= Wilberforce Echezona =

Nigerian musicologist (1926–1987)

Wilberforce William Chukudinka Echezona (18 August 1926 – November 1987) was a Nigerian musicologist and a pioneer teacher of music in Nigerian universities. He was the first Igbo man to be educated at London's Trinity College of Music, and the first African to obtain a degree in music education in the United States, where he received a PhD from Michigan State University in 1963.

Echezona taught at secondary school level in Nigeria and later at the department of Music at the University of Nigeria. His work included the development and promotion of choral music in Nigeria, including by setting the works of young Nigerian lyricists to music.

==Life and career==
Echezona was born on 18 August 1926 to the family of Reverend Samuel and Josephine Echezona, his father was from Nkwelle Ogidi in Idemili North Local Government Area. In 1937, he began his secondary school studies at Dennis Memorial Grammar School, Onitsha where he was an organist. Then in 1941, he was briefly an assistant teacher at St Peter's School, Enugu before attending a teachers' training college in Awka, Anambra State. Echezona later worked for a year as a music and mathematics teacher at CMS Grammar School, Lagos.

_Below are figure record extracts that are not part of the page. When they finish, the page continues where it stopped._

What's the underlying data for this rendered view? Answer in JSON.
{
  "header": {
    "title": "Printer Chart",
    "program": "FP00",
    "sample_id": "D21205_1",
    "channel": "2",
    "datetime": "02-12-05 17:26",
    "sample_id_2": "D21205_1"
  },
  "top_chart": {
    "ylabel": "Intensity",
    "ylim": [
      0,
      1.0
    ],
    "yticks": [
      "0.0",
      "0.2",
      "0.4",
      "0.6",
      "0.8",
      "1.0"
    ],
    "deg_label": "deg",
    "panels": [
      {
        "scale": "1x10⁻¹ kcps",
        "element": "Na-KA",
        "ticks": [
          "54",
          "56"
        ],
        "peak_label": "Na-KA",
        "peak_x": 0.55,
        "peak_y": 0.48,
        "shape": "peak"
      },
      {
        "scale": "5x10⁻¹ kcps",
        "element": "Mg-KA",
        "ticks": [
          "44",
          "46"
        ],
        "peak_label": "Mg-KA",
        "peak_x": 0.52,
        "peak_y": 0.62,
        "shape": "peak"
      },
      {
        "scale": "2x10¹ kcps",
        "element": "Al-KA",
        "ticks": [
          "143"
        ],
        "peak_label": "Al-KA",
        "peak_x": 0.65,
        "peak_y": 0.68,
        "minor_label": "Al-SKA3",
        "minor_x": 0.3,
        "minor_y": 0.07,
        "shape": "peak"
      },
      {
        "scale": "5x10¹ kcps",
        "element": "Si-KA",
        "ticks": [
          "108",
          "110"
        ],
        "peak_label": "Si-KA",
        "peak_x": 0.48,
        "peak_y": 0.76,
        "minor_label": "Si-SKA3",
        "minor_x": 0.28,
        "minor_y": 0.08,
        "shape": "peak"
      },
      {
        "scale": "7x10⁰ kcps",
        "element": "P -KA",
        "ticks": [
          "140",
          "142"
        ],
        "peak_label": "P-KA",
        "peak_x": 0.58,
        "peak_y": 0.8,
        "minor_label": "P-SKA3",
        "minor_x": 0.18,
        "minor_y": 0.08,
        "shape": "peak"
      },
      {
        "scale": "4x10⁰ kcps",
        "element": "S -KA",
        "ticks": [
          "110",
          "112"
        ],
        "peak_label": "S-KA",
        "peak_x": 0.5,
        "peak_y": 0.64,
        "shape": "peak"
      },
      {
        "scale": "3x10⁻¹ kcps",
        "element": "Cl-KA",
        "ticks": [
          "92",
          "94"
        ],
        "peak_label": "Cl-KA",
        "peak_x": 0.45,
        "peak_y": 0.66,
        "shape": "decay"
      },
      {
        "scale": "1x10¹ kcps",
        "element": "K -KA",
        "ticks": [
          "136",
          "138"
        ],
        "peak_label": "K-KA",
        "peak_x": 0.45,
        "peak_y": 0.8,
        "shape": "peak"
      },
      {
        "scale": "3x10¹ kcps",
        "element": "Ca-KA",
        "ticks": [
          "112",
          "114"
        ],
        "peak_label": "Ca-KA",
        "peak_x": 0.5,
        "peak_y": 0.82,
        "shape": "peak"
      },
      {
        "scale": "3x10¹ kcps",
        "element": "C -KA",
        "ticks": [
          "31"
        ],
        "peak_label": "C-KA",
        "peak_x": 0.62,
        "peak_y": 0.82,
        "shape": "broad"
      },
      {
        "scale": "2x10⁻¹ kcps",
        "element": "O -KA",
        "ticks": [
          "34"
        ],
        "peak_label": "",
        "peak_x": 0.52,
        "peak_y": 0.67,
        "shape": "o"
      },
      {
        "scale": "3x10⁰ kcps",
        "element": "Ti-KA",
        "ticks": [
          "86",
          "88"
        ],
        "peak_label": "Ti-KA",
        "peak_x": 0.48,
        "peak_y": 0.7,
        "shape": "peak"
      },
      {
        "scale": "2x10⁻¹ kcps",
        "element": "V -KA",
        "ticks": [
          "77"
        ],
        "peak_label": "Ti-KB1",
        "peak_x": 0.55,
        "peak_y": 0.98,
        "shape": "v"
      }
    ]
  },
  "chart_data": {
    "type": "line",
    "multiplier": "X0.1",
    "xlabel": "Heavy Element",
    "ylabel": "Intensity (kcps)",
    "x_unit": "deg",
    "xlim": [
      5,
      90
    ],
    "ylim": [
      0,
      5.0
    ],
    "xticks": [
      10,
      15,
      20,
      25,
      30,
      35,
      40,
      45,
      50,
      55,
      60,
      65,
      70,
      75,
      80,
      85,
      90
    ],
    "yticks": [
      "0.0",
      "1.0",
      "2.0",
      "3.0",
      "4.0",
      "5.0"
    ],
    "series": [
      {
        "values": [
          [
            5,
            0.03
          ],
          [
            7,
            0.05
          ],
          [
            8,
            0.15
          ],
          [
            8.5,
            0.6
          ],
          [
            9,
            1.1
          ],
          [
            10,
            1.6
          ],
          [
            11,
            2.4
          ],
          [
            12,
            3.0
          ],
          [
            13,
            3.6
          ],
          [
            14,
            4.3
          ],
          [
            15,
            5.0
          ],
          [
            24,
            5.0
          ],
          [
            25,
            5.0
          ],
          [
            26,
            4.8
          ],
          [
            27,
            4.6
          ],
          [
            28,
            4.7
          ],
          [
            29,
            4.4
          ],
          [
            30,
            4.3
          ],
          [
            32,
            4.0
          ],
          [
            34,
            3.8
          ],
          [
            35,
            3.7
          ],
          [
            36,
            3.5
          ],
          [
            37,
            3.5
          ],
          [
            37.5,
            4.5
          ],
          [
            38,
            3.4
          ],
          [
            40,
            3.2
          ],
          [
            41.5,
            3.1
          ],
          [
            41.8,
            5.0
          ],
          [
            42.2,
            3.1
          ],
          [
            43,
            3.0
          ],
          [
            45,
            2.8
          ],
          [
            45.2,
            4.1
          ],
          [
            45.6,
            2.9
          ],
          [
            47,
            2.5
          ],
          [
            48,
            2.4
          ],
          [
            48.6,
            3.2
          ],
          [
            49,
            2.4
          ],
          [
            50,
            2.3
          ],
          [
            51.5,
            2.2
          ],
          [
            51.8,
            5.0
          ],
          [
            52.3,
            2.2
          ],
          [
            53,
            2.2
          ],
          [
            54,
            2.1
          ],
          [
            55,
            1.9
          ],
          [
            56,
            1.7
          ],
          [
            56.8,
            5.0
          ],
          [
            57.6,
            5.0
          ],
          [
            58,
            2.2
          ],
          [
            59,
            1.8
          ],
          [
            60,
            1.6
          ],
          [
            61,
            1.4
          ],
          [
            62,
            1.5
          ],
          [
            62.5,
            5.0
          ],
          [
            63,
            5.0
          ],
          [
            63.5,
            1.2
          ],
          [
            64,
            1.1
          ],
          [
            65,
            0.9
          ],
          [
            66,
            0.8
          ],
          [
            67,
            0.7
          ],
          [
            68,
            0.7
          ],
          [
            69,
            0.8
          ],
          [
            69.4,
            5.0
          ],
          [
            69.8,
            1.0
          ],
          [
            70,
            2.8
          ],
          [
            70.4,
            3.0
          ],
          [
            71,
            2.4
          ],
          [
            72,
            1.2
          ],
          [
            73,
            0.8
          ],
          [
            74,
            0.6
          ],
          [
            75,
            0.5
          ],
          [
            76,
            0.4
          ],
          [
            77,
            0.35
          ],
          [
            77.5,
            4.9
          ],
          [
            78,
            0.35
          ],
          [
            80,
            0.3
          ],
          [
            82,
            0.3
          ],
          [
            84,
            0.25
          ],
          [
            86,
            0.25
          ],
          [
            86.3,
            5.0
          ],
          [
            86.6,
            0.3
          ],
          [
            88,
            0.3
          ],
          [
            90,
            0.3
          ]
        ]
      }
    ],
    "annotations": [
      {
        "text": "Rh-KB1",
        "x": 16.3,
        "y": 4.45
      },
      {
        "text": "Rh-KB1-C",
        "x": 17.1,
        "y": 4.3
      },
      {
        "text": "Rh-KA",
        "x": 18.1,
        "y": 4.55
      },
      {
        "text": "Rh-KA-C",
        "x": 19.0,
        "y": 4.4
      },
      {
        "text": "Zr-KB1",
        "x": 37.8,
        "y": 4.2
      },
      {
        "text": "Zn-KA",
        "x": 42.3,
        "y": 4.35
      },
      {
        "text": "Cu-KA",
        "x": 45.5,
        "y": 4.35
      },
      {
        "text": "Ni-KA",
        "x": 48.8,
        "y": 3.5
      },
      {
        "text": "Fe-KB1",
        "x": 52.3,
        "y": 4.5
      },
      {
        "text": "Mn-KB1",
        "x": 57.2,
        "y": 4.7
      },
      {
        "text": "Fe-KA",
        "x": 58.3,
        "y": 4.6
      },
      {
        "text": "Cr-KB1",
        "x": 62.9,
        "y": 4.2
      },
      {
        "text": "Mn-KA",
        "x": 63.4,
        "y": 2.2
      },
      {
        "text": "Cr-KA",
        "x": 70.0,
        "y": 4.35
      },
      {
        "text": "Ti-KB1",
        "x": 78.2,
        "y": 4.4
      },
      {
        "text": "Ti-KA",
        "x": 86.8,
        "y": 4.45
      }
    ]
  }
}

Echezona earned a licentiate from Trinity College of Music, London in 1948. On his return to Nigeria, he was the director of music of the Niger Diocese of the Anglica Communion from 1950 to 1960. He joined the faculty of University of Nigeria, Nsukka in 1960 as a pioneer music instructor.

Echezona was a member of the committee who selected the Nigerian National Anthem in 1960. In 1967, he manufactured an Ogenephone; an Igbo melodic instrument.

In some of his published works, he wrote on the classification of famous Yoruba and Igbo musical instruments such as the ọjà, agogo and xylophones.

Echezona died in November 1987, at the age of 61.

==Works==
- Ibo musical instruments in Ibo culture. Thesis (Ph.D.)--Michigan State University, 1963.
- Echezona, W. Wilberforce C. Nigerian musical instruments: a definitive catalogue / W. Wilberforce C. Echezona. Apollo Publishers, c1981.